The process could have been shorter if I had been more engaged, and perhaps more disciplined. But I also found going away from writing for spells helped me regain my creative drive. Similarly, I did not mind starting the self-publishing course after the final draft was complete.

And no, I did not lose heart! Writing is so engaging. Knowing you are producing something original which hopefully others will enjoy spurs you on.

JW: You were developing your craft for several years before you were published, is there anything you found particularly useful on your journey?

Two things come to mind immediately. Firstly, research, which was great fun. I could lose myself for hours on a subject. It was all quite relevant to get a feel for the period even if I did not use individual pieces.

Secondly, the talks and material on the Jericho Writers site. The wealth of material on the site is fantastic. For a budding author, the content by experienced authors, agents and publishers in one place is a great boon.
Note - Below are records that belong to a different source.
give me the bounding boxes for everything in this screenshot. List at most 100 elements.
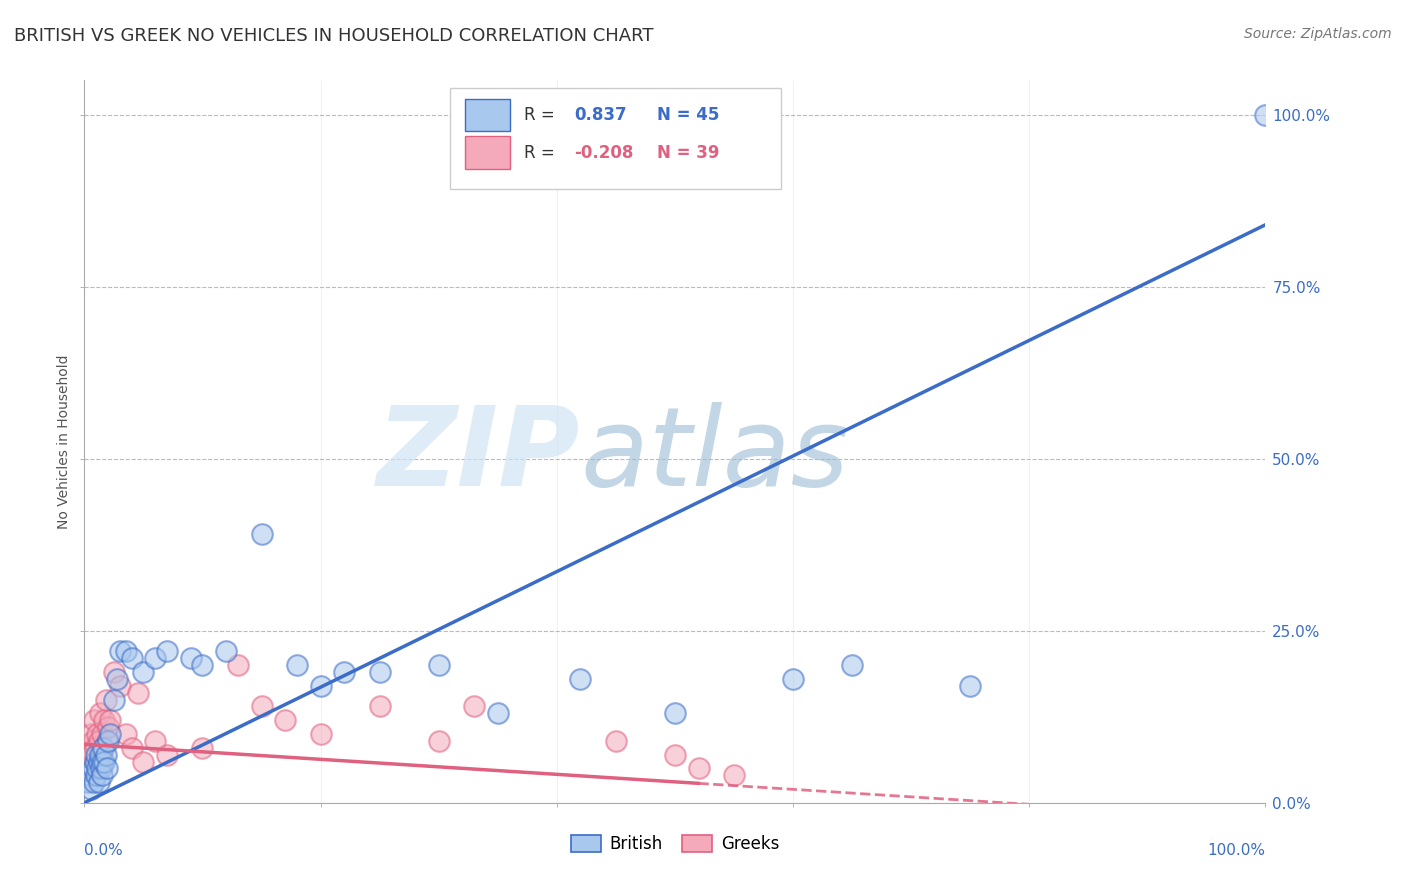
Point	[108, 644, 131, 658]
Text: Source: ZipAtlas.com: Source: ZipAtlas.com	[1244, 27, 1392, 41]
Text: 0.0%: 0.0%	[84, 843, 124, 857]
Point	[82, 761, 104, 775]
FancyBboxPatch shape	[450, 87, 782, 189]
Point	[427, 658, 450, 673]
Point	[156, 644, 179, 658]
Point	[82, 734, 104, 748]
Point	[87, 734, 110, 748]
Legend: British, Greeks: British, Greeks	[564, 828, 786, 860]
Text: 0.837: 0.837	[575, 106, 627, 124]
Point	[180, 651, 202, 665]
Text: N = 45: N = 45	[657, 106, 720, 124]
Point	[569, 672, 592, 686]
Point	[664, 706, 686, 721]
Point	[96, 761, 118, 775]
Point	[91, 740, 114, 755]
Point	[89, 747, 111, 762]
Point	[688, 761, 710, 775]
Point	[664, 747, 686, 762]
Text: R =: R =	[523, 106, 560, 124]
Point	[77, 740, 100, 755]
Point	[1254, 108, 1277, 122]
Point	[80, 727, 103, 741]
Point	[93, 713, 115, 727]
Point	[368, 665, 391, 679]
Point	[91, 740, 114, 755]
Point	[84, 768, 107, 782]
Point	[79, 768, 101, 782]
Point	[215, 644, 238, 658]
Point	[463, 699, 485, 714]
Point	[250, 527, 273, 541]
Point	[108, 679, 131, 693]
Point	[156, 747, 179, 762]
Point	[127, 686, 149, 700]
Point	[98, 727, 121, 741]
Point	[132, 665, 155, 679]
Point	[97, 734, 120, 748]
Point	[84, 755, 107, 769]
Point	[89, 706, 111, 721]
Point	[98, 713, 121, 727]
Text: ZIP: ZIP	[377, 402, 581, 509]
Point	[605, 734, 627, 748]
Point	[86, 761, 108, 775]
Point	[841, 658, 863, 673]
Text: R =: R =	[523, 144, 560, 161]
Point	[94, 692, 117, 706]
Point	[77, 761, 100, 775]
Point	[91, 727, 114, 741]
Point	[368, 699, 391, 714]
Point	[285, 658, 308, 673]
Point	[80, 782, 103, 797]
Point	[309, 727, 332, 741]
Point	[121, 740, 143, 755]
Point	[121, 651, 143, 665]
Point	[782, 672, 804, 686]
Point	[191, 658, 214, 673]
Text: BRITISH VS GREEK NO VEHICLES IN HOUSEHOLD CORRELATION CHART: BRITISH VS GREEK NO VEHICLES IN HOUSEHOL…	[14, 27, 654, 45]
Text: -0.208: -0.208	[575, 144, 634, 161]
Point	[226, 658, 249, 673]
Point	[83, 713, 105, 727]
Point	[143, 734, 166, 748]
Y-axis label: No Vehicles in Household: No Vehicles in Household	[58, 354, 72, 529]
Point	[90, 747, 112, 762]
Point	[93, 755, 115, 769]
Point	[84, 747, 107, 762]
Point	[723, 768, 745, 782]
Point	[427, 734, 450, 748]
Point	[91, 755, 114, 769]
Point	[191, 740, 214, 755]
Point	[84, 755, 107, 769]
Point	[96, 734, 118, 748]
Point	[94, 747, 117, 762]
Point	[274, 713, 297, 727]
Point	[333, 665, 356, 679]
Point	[84, 740, 107, 755]
Point	[90, 761, 112, 775]
Point	[87, 775, 110, 789]
Point	[250, 699, 273, 714]
Point	[132, 755, 155, 769]
Point	[143, 651, 166, 665]
Point	[959, 679, 981, 693]
FancyBboxPatch shape	[464, 99, 509, 131]
Point	[86, 727, 108, 741]
Point	[309, 679, 332, 693]
Text: N = 39: N = 39	[657, 144, 720, 161]
FancyBboxPatch shape	[464, 136, 509, 169]
Point	[107, 672, 129, 686]
Point	[97, 720, 120, 734]
Point	[87, 755, 110, 769]
Point	[77, 775, 100, 789]
Text: 100.0%: 100.0%	[1208, 843, 1265, 857]
Text: atlas: atlas	[581, 402, 849, 509]
Point	[114, 727, 136, 741]
Point	[486, 706, 509, 721]
Point	[79, 747, 101, 762]
Point	[103, 692, 125, 706]
Point	[83, 775, 105, 789]
Point	[103, 665, 125, 679]
Point	[114, 644, 136, 658]
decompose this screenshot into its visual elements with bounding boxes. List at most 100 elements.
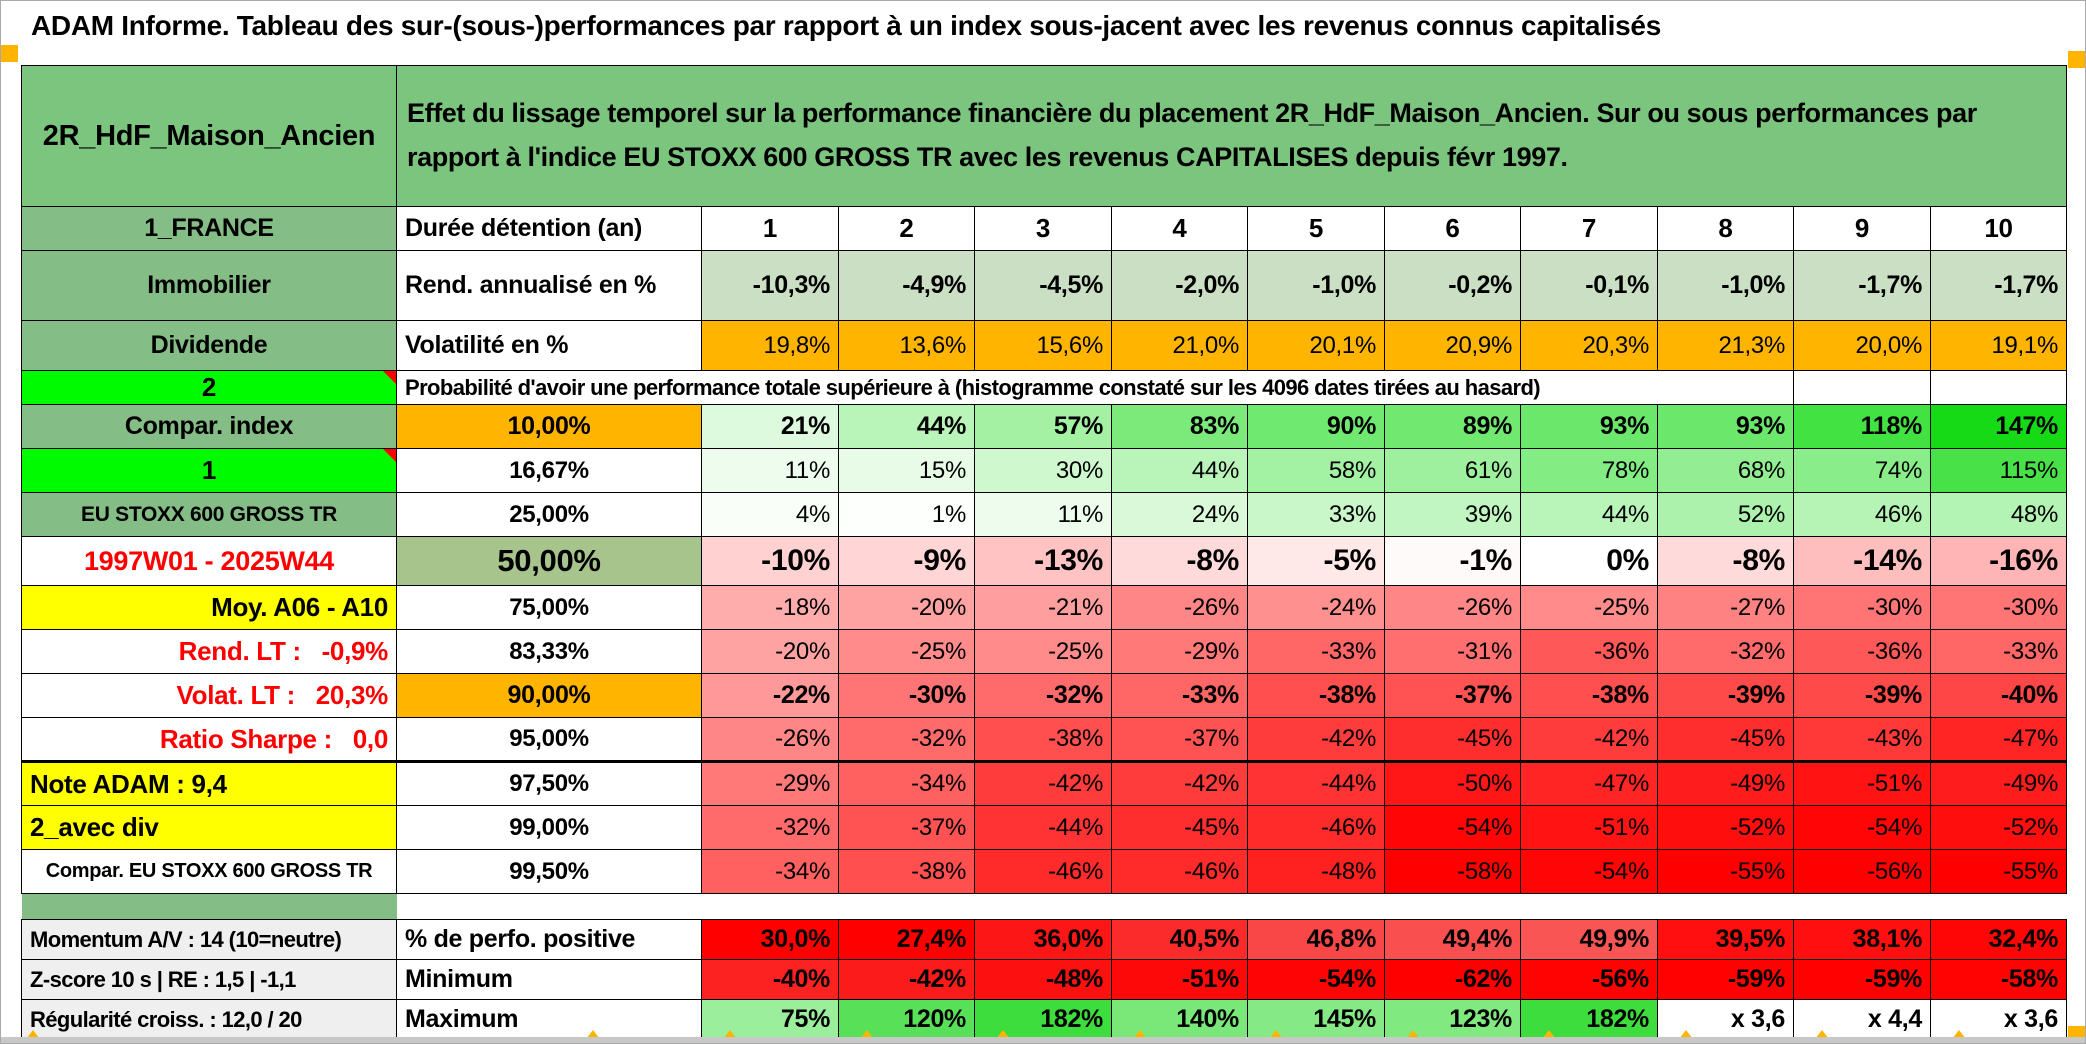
value-cell[interactable]: -51% bbox=[1111, 959, 1248, 1000]
value-cell[interactable]: 15,6% bbox=[974, 320, 1112, 371]
value-cell[interactable]: -54% bbox=[1793, 805, 1931, 850]
threshold-cell[interactable]: 90,00% bbox=[396, 673, 702, 718]
value-cell[interactable]: 8 bbox=[1657, 206, 1794, 251]
row-label-cell[interactable]: Dividende bbox=[21, 320, 397, 371]
value-cell[interactable]: 38,1% bbox=[1793, 919, 1931, 960]
row-label-cell[interactable]: Rend. LT : -0,9% bbox=[21, 629, 397, 674]
value-cell[interactable]: 24% bbox=[1111, 492, 1248, 537]
value-cell[interactable]: -34% bbox=[838, 760, 975, 806]
row-label-cell[interactable]: Moy. A06 - A10 bbox=[21, 585, 397, 630]
value-cell[interactable]: -8% bbox=[1657, 536, 1794, 586]
value-cell[interactable]: 140% bbox=[1111, 999, 1248, 1040]
value-cell[interactable]: 27,4% bbox=[838, 919, 975, 960]
value-cell[interactable]: -46% bbox=[1247, 805, 1385, 850]
value-cell[interactable]: -32% bbox=[701, 805, 839, 850]
value-cell[interactable]: 39% bbox=[1384, 492, 1521, 537]
row-label-cell[interactable]: 2_avec div bbox=[21, 805, 397, 850]
value-cell[interactable]: 118% bbox=[1793, 404, 1931, 449]
value-cell[interactable]: -52% bbox=[1930, 805, 2067, 850]
value-cell[interactable]: -44% bbox=[974, 805, 1112, 850]
value-cell[interactable]: 21% bbox=[701, 404, 839, 449]
value-cell[interactable]: 32,4% bbox=[1930, 919, 2067, 960]
row-label-cell[interactable]: Compar. index bbox=[21, 404, 397, 449]
value-cell[interactable]: 46% bbox=[1793, 492, 1931, 537]
value-cell[interactable]: -4,9% bbox=[838, 250, 975, 321]
value-cell[interactable]: -13% bbox=[974, 536, 1112, 586]
value-cell[interactable]: -47% bbox=[1930, 717, 2067, 762]
value-cell[interactable]: 9 bbox=[1793, 206, 1931, 251]
value-cell[interactable]: -42% bbox=[974, 760, 1112, 806]
value-cell[interactable]: 61% bbox=[1384, 448, 1521, 493]
value-cell[interactable]: -1,0% bbox=[1247, 250, 1385, 321]
value-cell[interactable]: 6 bbox=[1384, 206, 1521, 251]
value-cell[interactable]: -26% bbox=[701, 717, 839, 762]
prob-header-cell[interactable]: Probabilité d'avoir une performance tota… bbox=[396, 370, 1794, 405]
value-cell[interactable]: -45% bbox=[1111, 805, 1248, 850]
value-cell[interactable]: -46% bbox=[974, 849, 1112, 894]
empty-cell[interactable] bbox=[1930, 370, 2067, 405]
value-cell[interactable]: -38% bbox=[1247, 673, 1385, 718]
value-cell[interactable]: 68% bbox=[1657, 448, 1794, 493]
threshold-cell[interactable]: 97,50% bbox=[396, 760, 702, 806]
value-cell[interactable]: 49,4% bbox=[1384, 919, 1521, 960]
value-cell[interactable]: -30% bbox=[1793, 585, 1931, 630]
description-cell[interactable]: Effet du lissage temporel sur la perform… bbox=[396, 65, 2067, 207]
value-cell[interactable]: 1% bbox=[838, 492, 975, 537]
value-cell[interactable]: -27% bbox=[1657, 585, 1794, 630]
value-cell[interactable]: -25% bbox=[838, 629, 975, 674]
metric-label-cell[interactable]: Rend. annualisé en % bbox=[396, 250, 702, 321]
value-cell[interactable]: -38% bbox=[1520, 673, 1658, 718]
value-cell[interactable]: -43% bbox=[1793, 717, 1931, 762]
value-cell[interactable]: -42% bbox=[1520, 717, 1658, 762]
value-cell[interactable]: -32% bbox=[838, 717, 975, 762]
row-label-cell[interactable]: 1 bbox=[21, 448, 397, 493]
metric-label-cell[interactable]: Durée détention (an) bbox=[396, 206, 702, 251]
value-cell[interactable]: -48% bbox=[1247, 849, 1385, 894]
value-cell[interactable]: -39% bbox=[1793, 673, 1931, 718]
row-label-cell[interactable]: Ratio Sharpe : 0,0 bbox=[21, 717, 397, 762]
value-cell[interactable]: 19,8% bbox=[701, 320, 839, 371]
value-cell[interactable]: -33% bbox=[1111, 673, 1248, 718]
value-cell[interactable]: 4 bbox=[1111, 206, 1248, 251]
value-cell[interactable]: 19,1% bbox=[1930, 320, 2067, 371]
value-cell[interactable]: -40% bbox=[701, 959, 839, 1000]
value-cell[interactable]: 182% bbox=[1520, 999, 1658, 1040]
value-cell[interactable]: -54% bbox=[1384, 805, 1521, 850]
value-cell[interactable]: 7 bbox=[1520, 206, 1658, 251]
value-cell[interactable]: -5% bbox=[1247, 536, 1385, 586]
value-cell[interactable]: 49,9% bbox=[1520, 919, 1658, 960]
threshold-cell[interactable]: 83,33% bbox=[396, 629, 702, 674]
value-cell[interactable]: 123% bbox=[1384, 999, 1521, 1040]
value-cell[interactable]: x 3,6 bbox=[1930, 999, 2067, 1040]
value-cell[interactable]: -30% bbox=[1930, 585, 2067, 630]
value-cell[interactable]: -21% bbox=[974, 585, 1112, 630]
value-cell[interactable]: -52% bbox=[1657, 805, 1794, 850]
value-cell[interactable]: 90% bbox=[1247, 404, 1385, 449]
value-cell[interactable]: -55% bbox=[1657, 849, 1794, 894]
value-cell[interactable]: -1,7% bbox=[1930, 250, 2067, 321]
value-cell[interactable]: 10 bbox=[1930, 206, 2067, 251]
value-cell[interactable]: -37% bbox=[1111, 717, 1248, 762]
prob-group-label-cell[interactable]: 2 bbox=[21, 370, 397, 405]
metric-label-cell[interactable]: Minimum bbox=[396, 959, 702, 1000]
value-cell[interactable]: -39% bbox=[1657, 673, 1794, 718]
empty-cell[interactable] bbox=[1793, 370, 1931, 405]
value-cell[interactable]: -25% bbox=[1520, 585, 1658, 630]
value-cell[interactable]: 93% bbox=[1520, 404, 1658, 449]
value-cell[interactable]: -42% bbox=[1247, 717, 1385, 762]
value-cell[interactable]: 74% bbox=[1793, 448, 1931, 493]
value-cell[interactable]: 1 bbox=[701, 206, 839, 251]
value-cell[interactable]: -48% bbox=[974, 959, 1112, 1000]
value-cell[interactable]: 33% bbox=[1247, 492, 1385, 537]
value-cell[interactable]: -59% bbox=[1793, 959, 1931, 1000]
value-cell[interactable]: 93% bbox=[1657, 404, 1794, 449]
value-cell[interactable]: 78% bbox=[1520, 448, 1658, 493]
threshold-cell[interactable]: 50,00% bbox=[396, 536, 702, 586]
threshold-cell[interactable]: 99,50% bbox=[396, 849, 702, 894]
value-cell[interactable]: -1,7% bbox=[1793, 250, 1931, 321]
value-cell[interactable]: -49% bbox=[1930, 760, 2067, 806]
row-label-cell[interactable]: Momentum A/V : 14 (10=neutre) bbox=[21, 919, 397, 960]
value-cell[interactable]: 83% bbox=[1111, 404, 1248, 449]
value-cell[interactable]: 120% bbox=[838, 999, 975, 1040]
value-cell[interactable]: -44% bbox=[1247, 760, 1385, 806]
JW: What advice would you give to writers working on their first draft?

I am not sure I am qualified to give advice! But seriously, the advice I received and which helped me most was what I gained from the talks and reading on the JW site.

Secondly, your writing environment is also unique like your book. How, when and where you write must feel right for you. Get all the externals right so that you can be in an undistracted and comfortable place with your writing. Changing the environment is allowed but always make sure everything feels right and distractions are avoided.

JW: You mentioned you first thought about writing what would become ‘Lalji’s Nairobi’ when you were a teenager. After having spent years working on the story, spending infinite amounts of time with your protagonist, and waking up sporadically in the middle of the night with edit ideas – how did you know it was time to publish?

Isn’t it strange about the middle of the night gems? After re-editing multiple times, you realise further editing reduces the returns, and it is time for a copy edit. That break from self-editing I found therapeutic. In my case, it prepared me to be able to look at the copy-edited version with fresher eyes. Then it was a case of engaging a cover and internal designer which was the fun part.

JW: Can you let us know what are you working on now?

Firstly, a long trip to North America which I had promised my wife before Covid. Her patience, support and encouragement kept me going.

I would like to see how ‘Lalji’s Nairobi’ is received before deciding on my next venture. Writing is a lonely occupation and feedback is important for all of us. I expect that will help crystallise what comes next.

About Nitin

Nitin is a historical novelist who came to writing his debut novel after retiring as a doctor. Born in Kenya before its independence he came to England at the age of fifteen. His parentage is Indian, his grandfather having moved during the British Raj from Gujarat in India to Colonial East Africa as an economic migrant.

His debut novel, Lalji’s Nairobi, was released in the summer of 2023 and is available from Amazon Books and Waterstones.